You should know your computing stack
Know your stack!
Data scientists should strive to know every last detail about their compute stack.
I believe in this philosophy: to execute on your best work, you need to have end-to-end control over every last detail.
This is illustrated by the following examples.
Firstly, the story of Jeff Dean and Sanjay Ghemawat: in order to optimize Google's software early on in Google's life, they went all the way down to the hardware and manipulated bits. I believe we should aspire to do the same if we want maximal effectiveness.
Secondly, on another tech giant constantly in my radar: Apple makes some of the world's most beloved, though to some most hated, computers. One thing that cannot be denied: there is a general pattern of excellence in their execution.1 And one of the causal factors is their relentless control over every little last detail in how they build computers. I believe the same exists for our work as data scientists.
Thirdly, I remember digging deep into 64-bit vs. 32-bit computation on GPU vs. CPU in order to solve a multinomial sampler problem in NumPy, in order to complete the implementation of a Bayesian neural network that I was writing. If I didn't dig deep, I would have been stuck and be unable to complete the neural network implementation that I was working on, which would have been a pity: my PyData NYC 2017 talk on Bayesian deep learning would never have materialized.
The compute stack that we use, from as low-level as the processor architecture (ARM/x86/x64/RISC) to the web technologies that we touch, affect what we do on a day-to-day basis, and thus what we can deliver. Having the depth of knowledge to be able to effectively navigate every layer of the stack gives us superpowers to deliver the best work that we can.
See this philosophy in action
Here's what I've found works best when you truly know your computing stack:
Environment management that actually works
When you understand your stack from Python interpreter to package manager, you can make informed choices. I've lost count of how many times this has saved me from dependency hell. See how this plays out in Modern environment management with Pixi - instead of wrestling with conda environments, you'll understand why feature-based environments eliminate dependency conflicts.
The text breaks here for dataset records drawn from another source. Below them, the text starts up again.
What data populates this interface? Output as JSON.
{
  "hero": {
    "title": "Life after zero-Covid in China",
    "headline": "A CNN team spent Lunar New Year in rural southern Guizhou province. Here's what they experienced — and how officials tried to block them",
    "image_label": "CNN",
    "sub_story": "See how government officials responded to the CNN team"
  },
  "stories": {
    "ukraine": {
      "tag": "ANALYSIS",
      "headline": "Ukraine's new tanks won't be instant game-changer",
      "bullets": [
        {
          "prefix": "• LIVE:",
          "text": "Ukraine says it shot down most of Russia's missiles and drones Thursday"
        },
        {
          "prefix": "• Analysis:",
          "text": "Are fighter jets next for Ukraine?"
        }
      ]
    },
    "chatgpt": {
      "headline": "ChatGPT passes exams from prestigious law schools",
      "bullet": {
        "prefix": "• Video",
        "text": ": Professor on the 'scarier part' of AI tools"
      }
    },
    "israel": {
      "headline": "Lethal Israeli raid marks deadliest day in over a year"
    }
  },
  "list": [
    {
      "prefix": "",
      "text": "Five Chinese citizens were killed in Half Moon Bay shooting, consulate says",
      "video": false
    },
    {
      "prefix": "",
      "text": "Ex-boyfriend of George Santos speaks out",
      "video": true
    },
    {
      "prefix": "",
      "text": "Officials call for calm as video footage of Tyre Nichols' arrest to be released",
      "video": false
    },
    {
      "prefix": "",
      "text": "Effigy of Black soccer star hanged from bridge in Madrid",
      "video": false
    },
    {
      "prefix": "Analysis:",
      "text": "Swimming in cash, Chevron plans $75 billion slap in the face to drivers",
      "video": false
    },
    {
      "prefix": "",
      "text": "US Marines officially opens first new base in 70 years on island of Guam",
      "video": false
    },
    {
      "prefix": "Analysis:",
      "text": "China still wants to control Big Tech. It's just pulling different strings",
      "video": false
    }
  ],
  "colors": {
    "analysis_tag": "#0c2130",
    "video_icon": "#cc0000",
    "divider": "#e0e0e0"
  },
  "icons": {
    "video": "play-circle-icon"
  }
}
Editor configuration that saves hours
Knowing your editor deeply means configuring it to eliminate friction. The beauty of this approach is that you stop fighting your tools. Check out the VSCode configuration section where I configure auto-save every 10 seconds ("files.autoSave": "afterDelay"
), set up format-on-save, and install the exact extensions that matter for data science work.
Shell mastery for speed
Understanding your shell environment unlocks serious productivity. You'll love the magic of well-crafted aliases! The Shell aliases section shows how knowing shell internals lets you create shortcuts like alias ls="exa --long"
that save keystrokes hundreds of times per day.
Environment variables done right
Stack knowledge means understanding how environment variables flow through your system. What are the advantages of this approach? No more "which environment am I in?" confusion. See Environment variable management where I use direnv
to automatically load project-specific configurations without manual setup.
The result: You spend time solving problems, not fighting your tools.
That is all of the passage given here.